Incarcerated people have little control over their ability to follow public health guidance to protect themselves from COVID-19, such as social distancing, and even the most basic precautions, such as the ability to wash with soap, has not always been guaranteed. Similar to others living in congregate settings, they are at increased risk of COVID-19, and should be given priority when it comes to a COVID-19 vaccine as has been decided in some places, including here in Massachusetts.

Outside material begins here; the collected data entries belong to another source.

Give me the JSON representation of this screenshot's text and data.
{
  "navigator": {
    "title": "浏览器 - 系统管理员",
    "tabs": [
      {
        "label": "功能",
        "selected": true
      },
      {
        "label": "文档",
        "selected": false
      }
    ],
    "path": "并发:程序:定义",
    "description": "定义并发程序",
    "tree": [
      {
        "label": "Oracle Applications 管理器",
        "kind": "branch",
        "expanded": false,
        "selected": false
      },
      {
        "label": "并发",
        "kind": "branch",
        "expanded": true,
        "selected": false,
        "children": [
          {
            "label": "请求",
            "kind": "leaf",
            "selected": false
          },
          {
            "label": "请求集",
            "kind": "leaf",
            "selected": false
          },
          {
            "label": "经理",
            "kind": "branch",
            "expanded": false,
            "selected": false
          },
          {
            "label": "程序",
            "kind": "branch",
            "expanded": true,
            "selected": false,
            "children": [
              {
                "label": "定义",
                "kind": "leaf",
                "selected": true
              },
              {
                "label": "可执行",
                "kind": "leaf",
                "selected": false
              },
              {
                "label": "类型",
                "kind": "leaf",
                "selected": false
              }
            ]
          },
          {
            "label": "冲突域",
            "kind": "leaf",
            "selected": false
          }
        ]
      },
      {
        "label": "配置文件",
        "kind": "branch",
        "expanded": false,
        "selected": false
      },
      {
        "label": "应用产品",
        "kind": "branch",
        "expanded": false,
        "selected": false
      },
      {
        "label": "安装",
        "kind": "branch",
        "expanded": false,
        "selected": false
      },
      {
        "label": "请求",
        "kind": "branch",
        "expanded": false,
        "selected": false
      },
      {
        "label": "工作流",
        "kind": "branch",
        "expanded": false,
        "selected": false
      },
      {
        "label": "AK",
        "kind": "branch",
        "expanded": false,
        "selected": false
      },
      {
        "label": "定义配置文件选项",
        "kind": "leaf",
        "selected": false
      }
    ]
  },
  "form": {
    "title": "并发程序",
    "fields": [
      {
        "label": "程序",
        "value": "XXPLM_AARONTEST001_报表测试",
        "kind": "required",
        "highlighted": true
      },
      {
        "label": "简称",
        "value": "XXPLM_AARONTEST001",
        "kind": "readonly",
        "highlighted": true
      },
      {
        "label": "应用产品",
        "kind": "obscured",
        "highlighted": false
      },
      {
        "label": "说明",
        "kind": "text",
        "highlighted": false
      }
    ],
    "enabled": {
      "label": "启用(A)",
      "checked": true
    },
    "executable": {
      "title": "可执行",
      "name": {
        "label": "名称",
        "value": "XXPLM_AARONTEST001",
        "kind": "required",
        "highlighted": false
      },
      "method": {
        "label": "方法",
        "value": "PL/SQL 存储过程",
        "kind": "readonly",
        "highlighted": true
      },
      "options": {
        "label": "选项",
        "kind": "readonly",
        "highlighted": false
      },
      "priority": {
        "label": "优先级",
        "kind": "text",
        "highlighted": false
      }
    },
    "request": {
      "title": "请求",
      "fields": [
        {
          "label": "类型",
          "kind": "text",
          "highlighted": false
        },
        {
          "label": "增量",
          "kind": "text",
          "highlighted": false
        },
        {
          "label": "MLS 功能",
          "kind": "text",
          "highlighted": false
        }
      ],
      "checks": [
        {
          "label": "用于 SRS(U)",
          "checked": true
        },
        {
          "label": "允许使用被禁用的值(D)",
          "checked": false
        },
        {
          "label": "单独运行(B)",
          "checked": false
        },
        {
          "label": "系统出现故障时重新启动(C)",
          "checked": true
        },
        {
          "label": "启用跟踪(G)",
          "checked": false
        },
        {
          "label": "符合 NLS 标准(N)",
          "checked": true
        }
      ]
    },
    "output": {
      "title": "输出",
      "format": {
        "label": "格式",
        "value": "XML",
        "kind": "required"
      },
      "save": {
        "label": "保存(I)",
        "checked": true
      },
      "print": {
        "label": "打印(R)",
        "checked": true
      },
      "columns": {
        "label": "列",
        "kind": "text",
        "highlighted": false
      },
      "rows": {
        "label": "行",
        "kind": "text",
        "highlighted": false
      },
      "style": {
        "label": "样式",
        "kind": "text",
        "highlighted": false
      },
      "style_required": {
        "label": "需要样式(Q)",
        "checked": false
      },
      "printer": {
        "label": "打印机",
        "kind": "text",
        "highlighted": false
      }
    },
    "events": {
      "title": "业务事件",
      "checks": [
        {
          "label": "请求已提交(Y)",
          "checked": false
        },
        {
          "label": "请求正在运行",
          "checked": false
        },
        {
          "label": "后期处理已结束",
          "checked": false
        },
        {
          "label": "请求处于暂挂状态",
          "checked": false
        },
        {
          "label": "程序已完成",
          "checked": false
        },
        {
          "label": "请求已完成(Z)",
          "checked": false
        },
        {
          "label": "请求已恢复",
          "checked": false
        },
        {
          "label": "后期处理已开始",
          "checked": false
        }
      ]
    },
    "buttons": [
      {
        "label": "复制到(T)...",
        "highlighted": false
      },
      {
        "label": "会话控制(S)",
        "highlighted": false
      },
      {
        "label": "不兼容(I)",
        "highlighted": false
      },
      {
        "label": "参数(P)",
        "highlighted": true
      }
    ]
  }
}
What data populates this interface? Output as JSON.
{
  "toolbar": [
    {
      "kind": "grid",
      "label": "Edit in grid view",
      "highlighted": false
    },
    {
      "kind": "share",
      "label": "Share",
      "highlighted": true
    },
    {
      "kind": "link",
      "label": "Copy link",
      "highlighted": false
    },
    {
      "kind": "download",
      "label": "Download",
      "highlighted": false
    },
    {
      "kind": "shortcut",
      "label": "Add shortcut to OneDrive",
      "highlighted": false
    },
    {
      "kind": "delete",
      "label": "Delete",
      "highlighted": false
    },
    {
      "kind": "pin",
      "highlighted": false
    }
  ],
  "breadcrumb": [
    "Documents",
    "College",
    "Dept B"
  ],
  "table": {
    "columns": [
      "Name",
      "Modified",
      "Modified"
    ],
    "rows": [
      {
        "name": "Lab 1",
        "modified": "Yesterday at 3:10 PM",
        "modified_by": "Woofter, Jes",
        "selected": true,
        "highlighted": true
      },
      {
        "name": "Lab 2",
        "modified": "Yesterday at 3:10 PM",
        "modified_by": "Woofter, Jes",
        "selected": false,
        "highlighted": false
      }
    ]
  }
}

From a human rights perspective it’s important to emphasize that governments have a responsibility to protect incarcerated people and provide adequate health care. Given the large number of cluster outbreaks and deaths that have been documented in prisons and jails, a COVID-19 vaccine—especially for a population that on average has poorer underlying health—would fit into that category of appropriate health care. One of the challenges going forward will be communication and misinformation around vaccination policy. Something that needs to be communicated very clearly is that incarcerated people are a priority for vaccination, but that it is not mandatory. And we must ensure that there is no coercion to accept a vaccine.

Finally, while vaccines are going to be critical to stopping the spread of COVID-19, they are not the only strategy. Making vaccines available to those in prisons and jails does not remove the responsibility to make these congregate settings safer through other means as well.  The medical and public health community have called for decarceration efforts to reduce over-crowding, and those efforts must be supported irrespective of the vaccination policy.